I had the opportunity to be a sponsor at the bridal show held in Parksville last month; there was a large turnout and the excitement was palpable. It is important to have all of your wedding details planned to ensure the special day goes on without a hitch and since marriage is a financial union as well as a loving partnership here are a few financial planning subjects that every couple, newlyweds or not, should consider to plan for a successful financial future together.

It is important to know where you each stand financially; are you a saver or spender? Do you like to pay cash or charge it? Will you set up joint or individual bank accounts? – whichever you decide, compare various institutions’ bank accounts; you are able to earn up to 3.25% on chequing or savings accounts and transfer between banks at no charge.

Will you be consolidating your investment accounts, or will you each continue to deal on your own or with your own financial advisor. It doesn’t matter which way you decide to proceed, but it is important to understand the objective of each investor and the goal of the portfolios.

If one spouse is responsible for all of the finances it is important for joint discussions regarding risk levels, the amount of savings that you want to set aside for a major purchase such as a house or a car, education savings plans for your children. If you are planning to purchase a house in the future, take the opportunity to get a preapproval; that way you will know how much you have to save for a down payment or how much of your income you will have to budget for your house payments and related expenses.

If you have no credit or bruised credit take this time to find out what steps you should take now so that you will be able to purchase a home when you are ready. You will have to write new wills and have discussions around insurance needs; especially if you have children, what will happen if one of your incomes is no longer coming in. The mundane task of monthly bill paying will have to be addressed.

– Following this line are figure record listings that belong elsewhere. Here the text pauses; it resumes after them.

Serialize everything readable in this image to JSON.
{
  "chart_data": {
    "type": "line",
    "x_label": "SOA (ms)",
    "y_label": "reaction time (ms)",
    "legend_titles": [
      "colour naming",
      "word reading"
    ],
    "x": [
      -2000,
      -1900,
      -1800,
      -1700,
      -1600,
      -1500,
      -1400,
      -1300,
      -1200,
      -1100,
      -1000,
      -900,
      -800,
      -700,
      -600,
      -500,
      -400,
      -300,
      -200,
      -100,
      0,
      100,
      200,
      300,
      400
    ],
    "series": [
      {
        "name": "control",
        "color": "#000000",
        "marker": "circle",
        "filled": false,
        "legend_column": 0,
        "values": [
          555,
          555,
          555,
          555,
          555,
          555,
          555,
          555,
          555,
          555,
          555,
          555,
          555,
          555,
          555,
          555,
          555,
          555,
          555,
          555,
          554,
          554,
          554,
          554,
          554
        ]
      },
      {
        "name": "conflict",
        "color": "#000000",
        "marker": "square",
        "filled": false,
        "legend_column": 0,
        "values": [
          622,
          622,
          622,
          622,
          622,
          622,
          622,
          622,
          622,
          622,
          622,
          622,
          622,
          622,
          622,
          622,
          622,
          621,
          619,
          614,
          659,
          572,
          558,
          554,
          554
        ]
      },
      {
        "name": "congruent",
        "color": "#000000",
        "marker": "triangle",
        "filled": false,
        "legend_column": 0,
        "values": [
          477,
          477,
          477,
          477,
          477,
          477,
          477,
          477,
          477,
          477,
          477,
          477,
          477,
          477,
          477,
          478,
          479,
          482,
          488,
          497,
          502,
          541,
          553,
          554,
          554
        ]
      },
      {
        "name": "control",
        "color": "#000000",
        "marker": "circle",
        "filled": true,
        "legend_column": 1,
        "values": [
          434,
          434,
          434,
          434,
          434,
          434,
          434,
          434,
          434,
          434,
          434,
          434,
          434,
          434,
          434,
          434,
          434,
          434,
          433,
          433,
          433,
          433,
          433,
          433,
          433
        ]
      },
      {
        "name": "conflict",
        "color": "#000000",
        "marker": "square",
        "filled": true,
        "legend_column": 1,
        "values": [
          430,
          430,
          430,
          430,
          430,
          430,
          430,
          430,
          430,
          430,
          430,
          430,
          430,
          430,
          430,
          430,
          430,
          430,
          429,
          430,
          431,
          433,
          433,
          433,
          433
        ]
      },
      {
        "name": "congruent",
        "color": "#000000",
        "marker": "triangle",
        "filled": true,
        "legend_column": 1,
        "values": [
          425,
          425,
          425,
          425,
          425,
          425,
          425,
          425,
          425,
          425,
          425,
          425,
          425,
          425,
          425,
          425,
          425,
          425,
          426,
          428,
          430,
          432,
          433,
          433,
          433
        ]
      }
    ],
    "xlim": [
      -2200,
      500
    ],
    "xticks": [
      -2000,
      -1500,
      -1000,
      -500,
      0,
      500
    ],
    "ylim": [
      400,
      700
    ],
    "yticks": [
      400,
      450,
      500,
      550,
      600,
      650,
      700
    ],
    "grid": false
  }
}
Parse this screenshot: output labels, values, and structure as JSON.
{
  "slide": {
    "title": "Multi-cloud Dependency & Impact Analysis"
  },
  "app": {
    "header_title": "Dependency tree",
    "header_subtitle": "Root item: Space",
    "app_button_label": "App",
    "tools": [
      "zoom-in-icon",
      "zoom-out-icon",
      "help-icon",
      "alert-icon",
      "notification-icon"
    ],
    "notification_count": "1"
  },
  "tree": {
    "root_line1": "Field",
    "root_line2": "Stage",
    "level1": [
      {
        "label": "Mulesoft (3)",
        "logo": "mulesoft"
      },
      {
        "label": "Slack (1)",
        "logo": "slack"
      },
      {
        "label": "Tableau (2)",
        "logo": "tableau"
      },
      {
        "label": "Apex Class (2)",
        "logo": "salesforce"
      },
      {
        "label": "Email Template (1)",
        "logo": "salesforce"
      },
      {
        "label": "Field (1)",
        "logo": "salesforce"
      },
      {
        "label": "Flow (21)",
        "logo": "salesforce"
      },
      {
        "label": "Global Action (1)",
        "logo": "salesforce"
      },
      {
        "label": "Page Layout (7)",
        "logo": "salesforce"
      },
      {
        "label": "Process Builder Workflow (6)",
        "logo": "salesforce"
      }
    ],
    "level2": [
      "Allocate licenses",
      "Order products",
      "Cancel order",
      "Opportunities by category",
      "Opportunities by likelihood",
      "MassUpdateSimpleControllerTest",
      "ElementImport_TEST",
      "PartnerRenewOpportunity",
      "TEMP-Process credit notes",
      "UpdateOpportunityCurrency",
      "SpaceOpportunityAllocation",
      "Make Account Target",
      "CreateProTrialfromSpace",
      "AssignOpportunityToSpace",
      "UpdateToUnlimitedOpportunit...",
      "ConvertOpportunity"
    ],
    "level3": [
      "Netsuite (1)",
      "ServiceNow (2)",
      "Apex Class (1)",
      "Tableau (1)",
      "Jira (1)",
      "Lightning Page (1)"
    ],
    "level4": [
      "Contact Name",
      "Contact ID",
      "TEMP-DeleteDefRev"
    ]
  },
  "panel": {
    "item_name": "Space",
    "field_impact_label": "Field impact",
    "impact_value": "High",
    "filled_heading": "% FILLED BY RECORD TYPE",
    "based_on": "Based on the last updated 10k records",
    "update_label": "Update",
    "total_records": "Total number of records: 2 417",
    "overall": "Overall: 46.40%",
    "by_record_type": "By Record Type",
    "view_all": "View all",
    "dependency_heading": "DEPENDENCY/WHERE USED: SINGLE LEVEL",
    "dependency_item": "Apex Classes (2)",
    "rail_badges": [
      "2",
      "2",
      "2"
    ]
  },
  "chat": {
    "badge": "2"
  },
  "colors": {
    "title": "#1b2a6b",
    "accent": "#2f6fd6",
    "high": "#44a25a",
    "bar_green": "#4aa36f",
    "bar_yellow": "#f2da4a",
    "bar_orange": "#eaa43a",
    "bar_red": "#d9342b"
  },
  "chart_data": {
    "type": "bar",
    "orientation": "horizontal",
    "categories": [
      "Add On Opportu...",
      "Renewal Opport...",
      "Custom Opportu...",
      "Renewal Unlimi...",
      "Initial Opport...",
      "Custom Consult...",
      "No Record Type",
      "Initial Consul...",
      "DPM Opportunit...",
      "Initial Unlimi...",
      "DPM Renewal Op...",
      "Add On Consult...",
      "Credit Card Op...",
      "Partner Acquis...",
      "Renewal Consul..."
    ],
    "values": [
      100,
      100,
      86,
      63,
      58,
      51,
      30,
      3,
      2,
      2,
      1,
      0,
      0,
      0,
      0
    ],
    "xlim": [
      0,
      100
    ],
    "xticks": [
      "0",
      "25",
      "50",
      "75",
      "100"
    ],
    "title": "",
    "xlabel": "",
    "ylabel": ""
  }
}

Will both paychecks go into one account, will one spouse pay for certain expenses. Whose income should be used for bill payments and whose for investing—a rule of thumb is that the higher income earner pays the bills and the lower income earner invests. There are tax benefits to this as well as possibly future income splitting, but individual circumstances vary and should be discussed with your advisor.

Financial planning involves your overall picture, and whether you choose to jointly monitor your plan or have one look after its course it is important that both of your preferences are acknowledged and addressed. A union is as strong as the sum of all its parts and a sound financial plan will help to cement your successful future life together.